The Mohammed VI-B satellite, like the Mohammed VI-A, is based on the Pléiades-HR high-resolution Earth observation satellite that is jointly built by French satellite manufacturers Airbus Defence and Space – who built the satellite bus – and Thales Alenia Space – who are responsible for the payload. The Mohammed VI satellite project is rumoured to have cost the Moroccan government approximately U.S.$578 million, and both satellites are thought to have a panchromatic resolution of 50 centimetres.
The Falcon Eye reconnaissance satellites being built by Airbus Defence and Space and Thales Alenia Space for the United Arab Emirates, and due to be launched in 2019, are also believed to be based on the Pléiades-HR satellite.
The original deal for the two Moroccan satellites was signed in 2013 when Francois Hollande was French president, but both Rabat and Paris have been reticent to release many details about the contract and the satellites.
Moroccan media report that the Mohammed VI-A satellite has proven useful in closely monitoring the disputed territory in the Western Sahara, where the Polisario Front has been in conflict with Morocco for many decades.

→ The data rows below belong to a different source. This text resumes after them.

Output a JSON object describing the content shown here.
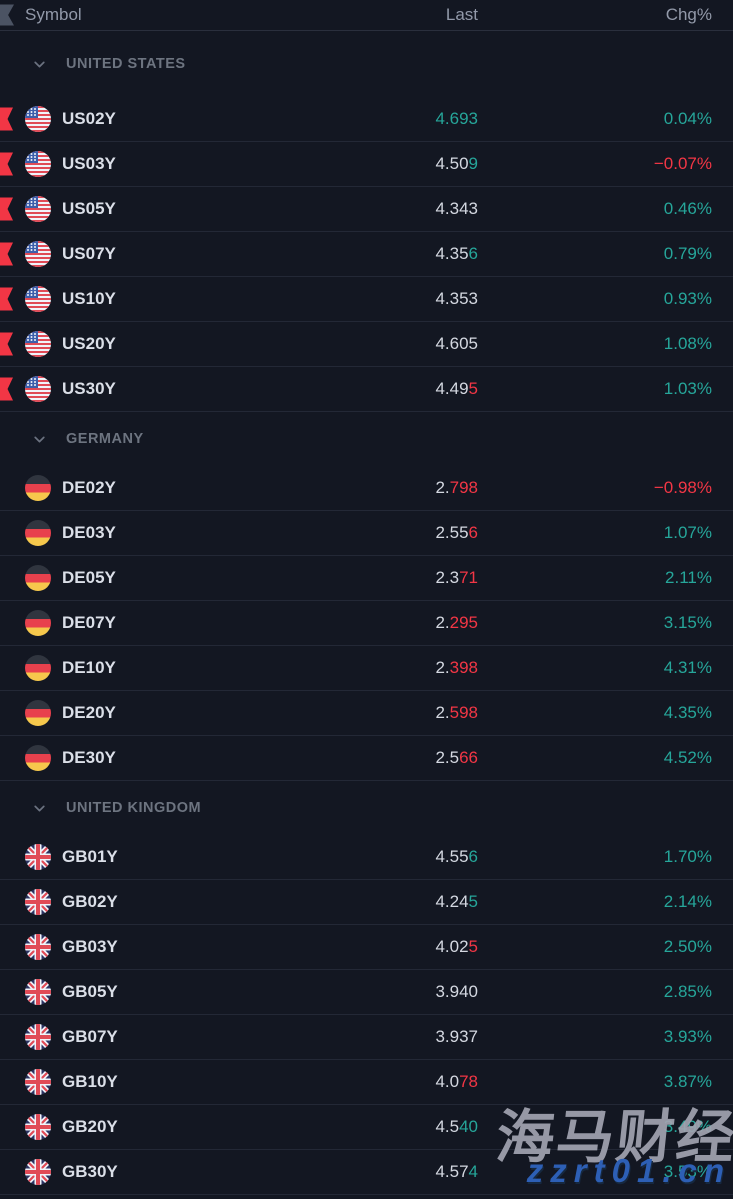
{
  "header": {
    "symbol_label": "Symbol",
    "last_label": "Last",
    "chg_label": "Chg%"
  },
  "colors": {
    "up": "#26a69a",
    "down": "#f23645",
    "neutral": "#d4d8e1",
    "background": "#131722"
  },
  "icons": {
    "header_flag": "flag-marker-icon",
    "section_chevron": "chevron-down-icon",
    "us_row_marker": "red-flag-marker-icon"
  },
  "sections": [
    {
      "name": "UNITED STATES",
      "rows": [
        {
          "symbol": "US02Y",
          "flag": "us",
          "flagged": true,
          "last": [
            [
              "4.693",
              "u"
            ]
          ],
          "chg": "0.04%",
          "chg_dir": "u"
        },
        {
          "symbol": "US03Y",
          "flag": "us",
          "flagged": true,
          "last": [
            [
              "4.50",
              "n"
            ],
            [
              "9",
              "u"
            ]
          ],
          "chg": "−0.07%",
          "chg_dir": "d"
        },
        {
          "symbol": "US05Y",
          "flag": "us",
          "flagged": true,
          "last": [
            [
              "4.343",
              "n"
            ]
          ],
          "chg": "0.46%",
          "chg_dir": "u"
        },
        {
          "symbol": "US07Y",
          "flag": "us",
          "flagged": true,
          "last": [
            [
              "4.35",
              "n"
            ],
            [
              "6",
              "u"
            ]
          ],
          "chg": "0.79%",
          "chg_dir": "u"
        },
        {
          "symbol": "US10Y",
          "flag": "us",
          "flagged": true,
          "last": [
            [
              "4.353",
              "n"
            ]
          ],
          "chg": "0.93%",
          "chg_dir": "u"
        },
        {
          "symbol": "US20Y",
          "flag": "us",
          "flagged": true,
          "last": [
            [
              "4.605",
              "n"
            ]
          ],
          "chg": "1.08%",
          "chg_dir": "u"
        },
        {
          "symbol": "US30Y",
          "flag": "us",
          "flagged": true,
          "last": [
            [
              "4.49",
              "n"
            ],
            [
              "5",
              "d"
            ]
          ],
          "chg": "1.03%",
          "chg_dir": "u"
        }
      ]
    },
    {
      "name": "GERMANY",
      "rows": [
        {
          "symbol": "DE02Y",
          "flag": "de",
          "flagged": false,
          "last": [
            [
              "2.",
              "n"
            ],
            [
              "798",
              "d"
            ]
          ],
          "chg": "−0.98%",
          "chg_dir": "d"
        },
        {
          "symbol": "DE03Y",
          "flag": "de",
          "flagged": false,
          "last": [
            [
              "2.55",
              "n"
            ],
            [
              "6",
              "d"
            ]
          ],
          "chg": "1.07%",
          "chg_dir": "u"
        },
        {
          "symbol": "DE05Y",
          "flag": "de",
          "flagged": false,
          "last": [
            [
              "2.3",
              "n"
            ],
            [
              "71",
              "d"
            ]
          ],
          "chg": "2.11%",
          "chg_dir": "u"
        },
        {
          "symbol": "DE07Y",
          "flag": "de",
          "flagged": false,
          "last": [
            [
              "2.",
              "n"
            ],
            [
              "295",
              "d"
            ]
          ],
          "chg": "3.15%",
          "chg_dir": "u"
        },
        {
          "symbol": "DE10Y",
          "flag": "de",
          "flagged": false,
          "last": [
            [
              "2.",
              "n"
            ],
            [
              "398",
              "d"
            ]
          ],
          "chg": "4.31%",
          "chg_dir": "u"
        },
        {
          "symbol": "DE20Y",
          "flag": "de",
          "flagged": false,
          "last": [
            [
              "2.",
              "n"
            ],
            [
              "598",
              "d"
            ]
          ],
          "chg": "4.35%",
          "chg_dir": "u"
        },
        {
          "symbol": "DE30Y",
          "flag": "de",
          "flagged": false,
          "last": [
            [
              "2.5",
              "n"
            ],
            [
              "66",
              "d"
            ]
          ],
          "chg": "4.52%",
          "chg_dir": "u"
        }
      ]
    },
    {
      "name": "UNITED KINGDOM",
      "rows": [
        {
          "symbol": "GB01Y",
          "flag": "gb",
          "flagged": false,
          "last": [
            [
              "4.55",
              "n"
            ],
            [
              "6",
              "u"
            ]
          ],
          "chg": "1.70%",
          "chg_dir": "u"
        },
        {
          "symbol": "GB02Y",
          "flag": "gb",
          "flagged": false,
          "last": [
            [
              "4.24",
              "n"
            ],
            [
              "5",
              "u"
            ]
          ],
          "chg": "2.14%",
          "chg_dir": "u"
        },
        {
          "symbol": "GB03Y",
          "flag": "gb",
          "flagged": false,
          "last": [
            [
              "4.02",
              "n"
            ],
            [
              "5",
              "d"
            ]
          ],
          "chg": "2.50%",
          "chg_dir": "u"
        },
        {
          "symbol": "GB05Y",
          "flag": "gb",
          "flagged": false,
          "last": [
            [
              "3.940",
              "n"
            ]
          ],
          "chg": "2.85%",
          "chg_dir": "u"
        },
        {
          "symbol": "GB07Y",
          "flag": "gb",
          "flagged": false,
          "last": [
            [
              "3.937",
              "n"
            ]
          ],
          "chg": "3.93%",
          "chg_dir": "u"
        },
        {
          "symbol": "GB10Y",
          "flag": "gb",
          "flagged": false,
          "last": [
            [
              "4.0",
              "n"
            ],
            [
              "78",
              "d"
            ]
          ],
          "chg": "3.87%",
          "chg_dir": "u"
        },
        {
          "symbol": "GB20Y",
          "flag": "gb",
          "flagged": false,
          "last": [
            [
              "4.5",
              "n"
            ],
            [
              "40",
              "u"
            ]
          ],
          "chg": "3.49%",
          "chg_dir": "u"
        },
        {
          "symbol": "GB30Y",
          "flag": "gb",
          "flagged": false,
          "last": [
            [
              "4.57",
              "n"
            ],
            [
              "4",
              "u"
            ]
          ],
          "chg": "3.53%",
          "chg_dir": "u"
        }
      ]
    }
  ],
  "watermark": {
    "text": "海马财经",
    "subtext": "zzrt01.cn"
  }
}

Further, when Morocco recently accused Iran of facilitating the presence of Hezbollah fighters in the area it is believed that Moroccan diplomats handed over satellite imagery of Iranian and Hezbollah activity taken by the Mohammed VI-A satellite to Iranian officials to reinforce their case against them.
The Mohammed VI-A satellite is capable of taking more than 500 images a day and updates its data every six hours. It was also launched to help Morocco’s security agencies fight cross-border smuggling, detect potential terrorist activity in the Sahel region, and to mitigate illegal migration from Sub-Sahara Africa.